Unus Deus in tribus personis. Una persona quam et fontem et caput et principium actionis vocare licet (Pater); unum aeternum quasi actionis theatrum (Filius), una aeterna actio (Spiritus Sanctus) quae a principio procedit et in theatro enitet; non autem procedit ita, ut nec sine principio esse nec sine theatro manifestari possit.  Hec est et a Patre processio et in Filio necessaria inhaerentia Spiritus Sancti; quae doctrina mihi et vera et maxime orthodoxae congruens videtur.

Quaeso, et theatrum et actionem non proprie locum aut actionem credas esse, sed personas.

2. Hoc ipsum philosophice.

Cum sibi prima mens seipsam ponat ut objectum, vere objectum gignere vocatur, et sic aeterne (ab aeterno) nascitur Filius. Cum autem mens objectum illud agnoscet ut seipsam, scilicet – se ut subjectum, et Filium ut objectum, fit objecti-subjectivatio et est nova cognitio, seu Spiritus Sanctus, quae etiamsi sine objecto existere non possit, tamen absque dubio a fonte communi unico procedit ut cognitio imaginis in speculo. Nonne haec spectant verba S. Irinaei? И того и другого Дух назвал именем Бога и помазуемого Сына и помазующего Отца. Lib. IV. Cap. VI и VII.

Spiritus Sanctus est, ut ita dicam, cognitionis corona, complementum et sigillum aeternum» [Хомяков 1995, 434].

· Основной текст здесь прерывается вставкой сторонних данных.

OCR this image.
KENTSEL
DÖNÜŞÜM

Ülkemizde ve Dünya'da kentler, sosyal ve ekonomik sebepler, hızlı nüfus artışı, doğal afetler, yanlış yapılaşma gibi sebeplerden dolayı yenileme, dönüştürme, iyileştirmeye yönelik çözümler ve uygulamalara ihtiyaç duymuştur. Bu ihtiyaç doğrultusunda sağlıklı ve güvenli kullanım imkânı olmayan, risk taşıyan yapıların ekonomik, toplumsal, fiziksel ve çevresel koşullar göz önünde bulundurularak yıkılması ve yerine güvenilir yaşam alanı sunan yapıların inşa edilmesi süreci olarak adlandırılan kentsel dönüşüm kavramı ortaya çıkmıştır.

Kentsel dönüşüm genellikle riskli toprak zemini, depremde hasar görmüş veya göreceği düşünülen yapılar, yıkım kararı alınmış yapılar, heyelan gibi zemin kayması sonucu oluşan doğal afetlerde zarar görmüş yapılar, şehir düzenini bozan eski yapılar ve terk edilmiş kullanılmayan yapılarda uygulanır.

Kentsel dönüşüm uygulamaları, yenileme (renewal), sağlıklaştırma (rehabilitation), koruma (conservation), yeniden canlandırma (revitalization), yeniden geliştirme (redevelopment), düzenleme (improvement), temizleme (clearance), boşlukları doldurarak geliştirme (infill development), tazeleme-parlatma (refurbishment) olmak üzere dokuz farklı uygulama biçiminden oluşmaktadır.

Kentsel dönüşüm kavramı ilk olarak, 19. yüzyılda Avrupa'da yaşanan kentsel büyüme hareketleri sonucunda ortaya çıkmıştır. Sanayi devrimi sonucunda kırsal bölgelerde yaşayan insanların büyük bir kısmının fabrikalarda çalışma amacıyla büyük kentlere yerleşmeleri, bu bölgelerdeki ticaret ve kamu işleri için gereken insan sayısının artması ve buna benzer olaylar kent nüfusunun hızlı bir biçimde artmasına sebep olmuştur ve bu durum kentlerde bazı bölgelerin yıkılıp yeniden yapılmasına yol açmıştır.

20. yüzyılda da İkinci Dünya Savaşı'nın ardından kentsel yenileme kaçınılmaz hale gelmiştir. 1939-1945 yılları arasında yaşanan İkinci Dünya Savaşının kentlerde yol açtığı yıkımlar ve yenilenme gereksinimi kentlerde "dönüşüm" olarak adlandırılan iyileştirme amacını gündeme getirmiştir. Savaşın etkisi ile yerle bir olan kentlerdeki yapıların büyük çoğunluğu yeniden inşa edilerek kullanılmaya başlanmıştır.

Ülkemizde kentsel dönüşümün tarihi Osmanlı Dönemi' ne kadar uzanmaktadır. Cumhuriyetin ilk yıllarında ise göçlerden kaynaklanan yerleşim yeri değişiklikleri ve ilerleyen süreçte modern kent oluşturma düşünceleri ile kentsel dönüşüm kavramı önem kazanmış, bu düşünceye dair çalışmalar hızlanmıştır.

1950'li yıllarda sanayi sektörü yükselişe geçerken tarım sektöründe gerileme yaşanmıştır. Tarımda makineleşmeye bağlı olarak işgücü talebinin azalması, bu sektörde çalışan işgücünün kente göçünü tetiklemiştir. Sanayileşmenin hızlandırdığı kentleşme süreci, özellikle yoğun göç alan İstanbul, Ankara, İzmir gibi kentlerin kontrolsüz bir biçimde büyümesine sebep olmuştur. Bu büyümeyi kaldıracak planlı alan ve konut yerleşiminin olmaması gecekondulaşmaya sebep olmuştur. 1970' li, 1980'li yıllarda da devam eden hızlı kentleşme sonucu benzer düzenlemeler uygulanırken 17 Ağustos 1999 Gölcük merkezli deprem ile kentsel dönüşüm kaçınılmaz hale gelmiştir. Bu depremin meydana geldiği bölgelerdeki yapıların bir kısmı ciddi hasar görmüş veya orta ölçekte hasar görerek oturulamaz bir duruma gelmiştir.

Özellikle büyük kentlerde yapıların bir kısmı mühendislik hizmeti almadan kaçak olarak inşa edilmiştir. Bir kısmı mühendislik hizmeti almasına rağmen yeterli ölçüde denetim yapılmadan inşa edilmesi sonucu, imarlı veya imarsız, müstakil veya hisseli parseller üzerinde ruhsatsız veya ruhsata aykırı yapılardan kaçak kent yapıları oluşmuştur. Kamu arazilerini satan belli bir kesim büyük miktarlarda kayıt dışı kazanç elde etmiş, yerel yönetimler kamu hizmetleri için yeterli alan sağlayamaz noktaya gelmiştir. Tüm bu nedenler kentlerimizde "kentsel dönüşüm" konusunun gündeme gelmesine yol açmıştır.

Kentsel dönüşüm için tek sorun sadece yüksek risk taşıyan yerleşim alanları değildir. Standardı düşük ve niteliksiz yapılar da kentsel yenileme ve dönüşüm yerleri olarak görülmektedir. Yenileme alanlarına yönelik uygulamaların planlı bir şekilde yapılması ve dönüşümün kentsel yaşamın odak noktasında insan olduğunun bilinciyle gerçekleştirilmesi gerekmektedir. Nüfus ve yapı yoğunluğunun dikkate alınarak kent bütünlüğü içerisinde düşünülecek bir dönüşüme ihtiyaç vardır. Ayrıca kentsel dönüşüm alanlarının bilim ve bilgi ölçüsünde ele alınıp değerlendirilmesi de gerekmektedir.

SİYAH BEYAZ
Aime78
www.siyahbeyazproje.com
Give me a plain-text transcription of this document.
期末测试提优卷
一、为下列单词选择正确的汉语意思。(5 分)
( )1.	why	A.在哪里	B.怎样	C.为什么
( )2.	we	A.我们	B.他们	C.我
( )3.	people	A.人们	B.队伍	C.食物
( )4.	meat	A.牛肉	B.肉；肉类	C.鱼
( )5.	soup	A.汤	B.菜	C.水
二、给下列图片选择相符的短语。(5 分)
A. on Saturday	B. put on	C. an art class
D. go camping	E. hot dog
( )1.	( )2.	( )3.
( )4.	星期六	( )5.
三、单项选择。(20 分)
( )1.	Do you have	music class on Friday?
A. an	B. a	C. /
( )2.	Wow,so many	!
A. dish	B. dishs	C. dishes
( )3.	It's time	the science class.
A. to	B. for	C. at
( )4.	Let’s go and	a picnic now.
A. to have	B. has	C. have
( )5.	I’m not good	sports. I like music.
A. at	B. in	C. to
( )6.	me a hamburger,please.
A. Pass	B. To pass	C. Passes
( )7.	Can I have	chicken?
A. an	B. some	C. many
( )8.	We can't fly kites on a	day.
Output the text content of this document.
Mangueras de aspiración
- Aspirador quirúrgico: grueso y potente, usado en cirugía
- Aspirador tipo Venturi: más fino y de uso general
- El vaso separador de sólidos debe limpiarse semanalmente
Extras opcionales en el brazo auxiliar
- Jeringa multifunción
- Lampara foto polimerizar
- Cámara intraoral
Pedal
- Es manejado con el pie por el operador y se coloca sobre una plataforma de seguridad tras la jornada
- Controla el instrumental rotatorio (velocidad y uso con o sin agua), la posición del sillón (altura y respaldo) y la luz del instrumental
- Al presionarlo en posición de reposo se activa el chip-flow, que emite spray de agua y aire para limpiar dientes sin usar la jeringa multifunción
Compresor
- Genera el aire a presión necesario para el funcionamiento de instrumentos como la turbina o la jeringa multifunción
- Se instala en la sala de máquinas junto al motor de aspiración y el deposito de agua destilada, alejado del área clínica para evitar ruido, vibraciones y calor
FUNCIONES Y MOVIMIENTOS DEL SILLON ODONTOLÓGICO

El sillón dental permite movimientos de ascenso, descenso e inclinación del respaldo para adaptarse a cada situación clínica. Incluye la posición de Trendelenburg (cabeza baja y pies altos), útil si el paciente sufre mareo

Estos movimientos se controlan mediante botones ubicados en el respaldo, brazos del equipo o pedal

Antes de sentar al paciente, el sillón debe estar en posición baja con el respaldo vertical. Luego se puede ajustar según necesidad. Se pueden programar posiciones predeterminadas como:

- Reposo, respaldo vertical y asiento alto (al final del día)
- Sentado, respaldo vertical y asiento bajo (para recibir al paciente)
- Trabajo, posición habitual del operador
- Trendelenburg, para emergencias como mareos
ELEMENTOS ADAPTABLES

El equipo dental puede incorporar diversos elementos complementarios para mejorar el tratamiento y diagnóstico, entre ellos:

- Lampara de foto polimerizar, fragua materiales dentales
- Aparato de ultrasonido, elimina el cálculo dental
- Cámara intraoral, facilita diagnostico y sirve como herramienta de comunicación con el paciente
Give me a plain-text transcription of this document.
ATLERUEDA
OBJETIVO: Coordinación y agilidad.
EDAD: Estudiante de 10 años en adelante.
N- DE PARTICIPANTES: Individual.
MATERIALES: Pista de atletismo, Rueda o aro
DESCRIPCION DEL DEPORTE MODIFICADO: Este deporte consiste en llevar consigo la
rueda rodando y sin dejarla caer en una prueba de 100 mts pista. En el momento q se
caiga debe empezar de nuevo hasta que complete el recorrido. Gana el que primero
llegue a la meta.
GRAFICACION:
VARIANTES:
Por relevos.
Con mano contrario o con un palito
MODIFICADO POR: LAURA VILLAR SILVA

Известно также два его перевода.

Один из них принадлежит Л. П. Карсавину и был выполнен для его берлинского издания «Хомяков о Церкви». Другой опубликован в петербургском двухтомнике 1994 года, и сделан А. В. Винарским и Н. В. Серебренниковым.

Вот они:

Перевод Л. П. Карсавина:

«Да будет дозволено и мне привести нечто представляющееся близким к истине кафолической. – Один Бог в Трех Лицах: одно Лицо, которое дозволительно назвать источником, главою и началом действования (Отец); один как бы вечный театр действования (Сын); одно вечное действование (Дух Святый), которое от начала происходит и в театре воссиявает; происходит же оно так, что не может ни без начала быть, ни без театра обнаружиться. Таково и от Отца исхождение и необходимое в Сына вникающее пребывание Духа Святого. И это учение кажется мне истинным и наиболее соответствующим православному. Прошу понимай театр и действование не в собственном смысле, как место и действование, но как Лица. – То же самое философски. – Когда первый ум полагает себе себя как предмет, истинно говорится, что он рождает предмет, и так вечно (от века) рождается Сын. Когда же ум признает этот предмет как себя самого, а именно: себя как субъект, Сына как Предмет, соделывается субъективация предмета и есть новое познание или Дух Святой. Хотя познание это и может существовать без предмета, однако, несомненно, происходит оно от единого общего источника, как познание образа в зерцале. Не на это ли указуют слова Св. Иринея: И того и другого Дух назвал именем Бога и помазуемого Сына и помазующего Отца. Кн. IV. Гл  VI и VII.  Дух Святой есть так сказать венец познания, его восполнение и вечная печать» [Хомяков 1926, 71–72.].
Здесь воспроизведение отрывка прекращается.